3.4: Introduction to Linear Regression Flashcards
Correlations
Measures the strength and direction of a linear relationship between two variables.
What variable is used to represent correlations?
R
What is the unit of R?
There are no units
What does the value of R help show?
The effect size
What does R being unitless allow us to do?
Compare correlations across measures of different scales
What are correlations dependent on?
2 variables
What are 2 flaws of correlations?
- Does not account for third (confounding) variables
- Do not help predict the actual values of the variables in a new situation (only given situation).
Regression
Explores how one variable (dependent) changes in response to another (independent).
Least Squares Regression Equation
Yi = bXi + a (slope formula)
Yi = predicted value
b = estimated slope
a = estimated intercept
How are errors in prediction based on the regression line minimized?

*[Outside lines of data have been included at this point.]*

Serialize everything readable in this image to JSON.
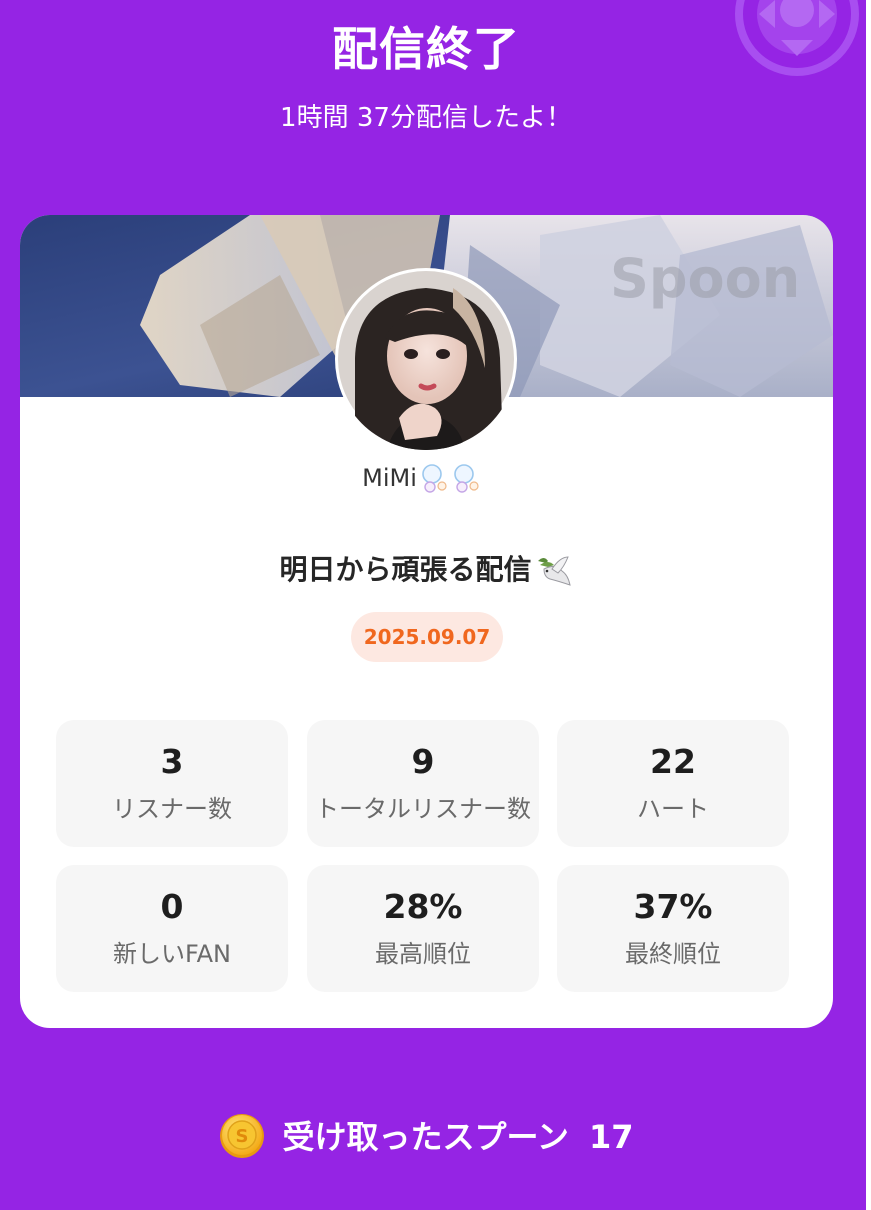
{
  "header": {
    "title": "配信終了",
    "duration_text": "1時間 37分配信したよ！"
  },
  "card": {
    "watermark": "Spoon",
    "username": "MiMi",
    "live_title": "明日から頑張る配信",
    "date": "2025.09.07"
  },
  "stats": [
    {
      "value": "3",
      "label": "リスナー数"
    },
    {
      "value": "9",
      "label": "トータルリスナー数"
    },
    {
      "value": "22",
      "label": "ハート"
    },
    {
      "value": "0",
      "label": "新しいFAN"
    },
    {
      "value": "28%",
      "label": "最高順位"
    },
    {
      "value": "37%",
      "label": "最終順位"
    }
  ],
  "spoons": {
    "label": "受け取ったスプーン",
    "count": "17",
    "coin_letter": "S"
  },
  "icons": [
    "spoon-logo-icon",
    "bubble-emoji-icon",
    "dove-emoji-icon",
    "coin-icon"
  ],
  "colors": {
    "background": "#9524e4",
    "card": "#ffffff",
    "date_badge_bg": "#fde8e1",
    "date_text": "#f0671e",
    "stat_tile": "#f6f6f6"
  }
}
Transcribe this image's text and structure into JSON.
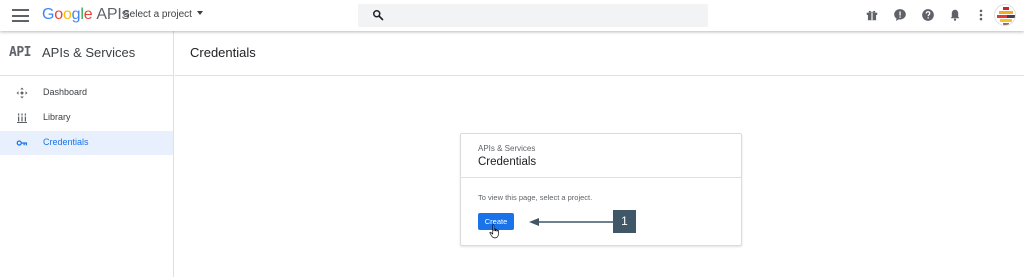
{
  "header": {
    "logo_google": [
      "G",
      "o",
      "o",
      "g",
      "l",
      "e"
    ],
    "logo_product": "APIs",
    "project_selector": "Select a project",
    "icons": [
      "gift-icon",
      "feedback-icon",
      "help-icon",
      "notifications-icon",
      "more-vert-icon"
    ]
  },
  "sidebar": {
    "api_mark": "API",
    "title": "APIs & Services",
    "items": [
      {
        "label": "Dashboard",
        "icon": "dashboard-icon",
        "active": false
      },
      {
        "label": "Library",
        "icon": "library-icon",
        "active": false
      },
      {
        "label": "Credentials",
        "icon": "key-icon",
        "active": true
      }
    ]
  },
  "main": {
    "title": "Credentials",
    "card": {
      "overline": "APIs & Services",
      "title": "Credentials",
      "message": "To view this page, select a project.",
      "button": "Create"
    },
    "callout": "1"
  },
  "colors": {
    "accent": "#1a73e8",
    "active_bg": "#e8f0fe",
    "callout_bg": "#3f5766"
  }
}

Based on the least squares method
How does the least squares method minimize error?
Minimizes the squared deviations from the regression line
Residuals
Deviations around the line of best fit
What do you assume in residuals?
Homoscedasticity
Homoscedasticity
The error in predictions (scatter around line) is evenly distributed across the range of x and y
Homogeneity
The idea that the spread of residuals is constant across all levels of the independent variable.
Is regression or correlation model more reliable?
regression
Heterogeneity
The variance of the residuals changes across levels of the independent variable.
What can heterogeneity lead to?
Biased estimates
What does the graph of heterogeneity tend to look like?
It funnels (wider in some spots then narrows out)
What does the regression equation describe?
The numeric relationship between the variables in the graph.
What does the line of best fit help predict?
Scores of one variables given the scores of another variable.
What can regression equations be expanded to?
Multiple variables
Q: In the linear regression equation, Y =bX + a, what is the value of b called?
Best fit line
Beta (slope)
X intercept
Correlation between X and Y
Beta (Slope)
Q: If there is a negative correlation between X and Y then the linear regression equation Y = bX + a, would necessarily have…?
A<0
A>0
B<0
B>0
B<0
Multivariable Linear Regression
Models the relationship between one dependent variable and two or more independent variables.
What does the equation for multivariable linear regression look like?
Y = b1X1 + b2X2 + b3X3… + a
Coefficient
The beta (slope) value in units of the variables.
Standard Coefficient
The beta (slope) value in z-scores units.
What does using the standard coefficient do?
Makes the slope values comparable across all the predictor variables (no units).
Continuous Variables
Betas represent slopes.
Group Variables
Betas represent difference scores to a reference level.
What do regression lines help predict?
Y scores from X scores
Predictions are rarely___
perfect
How is residual deviation from the predicted regression line summarized?
By the squared deviations from the predicted values on the line.
Root Mean Squared Error
Provides a measure of the deviation of a point away from the regression line.
Root Mean Squared Error Formula
Square root of: Sum of deviations squared ÷ total samples
Without X, what is the best prediction method for y?
Finding the distance from the mean
What question for Root Mean Squared Error help answer?
After we use X to predict Y, how much variability is left in Y?
What 2 questions does deviation squared answer?
- How much variability in Y did the regression explain with X?
- How much better did we do by using X instead of simply the mean of Y?
What is the formula for variability explained?
SSy (total variability in Y) - SSy/x (unexplained variability)
How do you find the unexplained variability?
Sum of squared deviations
What is R^2?
Coefficient of Determination
What is the formula for4 R^2?
( SSy - SSy/x ) ÷ SSy
Coefficient of Determination
The proportion of explained variability to total variability
What does R^2 indicate?
The proportional gain in variability accounted for predicting y from x, rather than from the mean.
What does R^2 = 0 mean?
The independent variables in the model explain none of the variation in the dependent variable.
= Model is useless for prediction
What does a graph of R^2 = 0 look like?
No correlation
- scatter around the center with no pattern
What does R^2 = 1 mean?
The model perfectly explains the variation in the dependent variable.
= Model is perfect; every point falls on the regression line.
What does a graph of R^2 = 1 look like?
All points fall on the regression line, whether it is a positive line or a negative.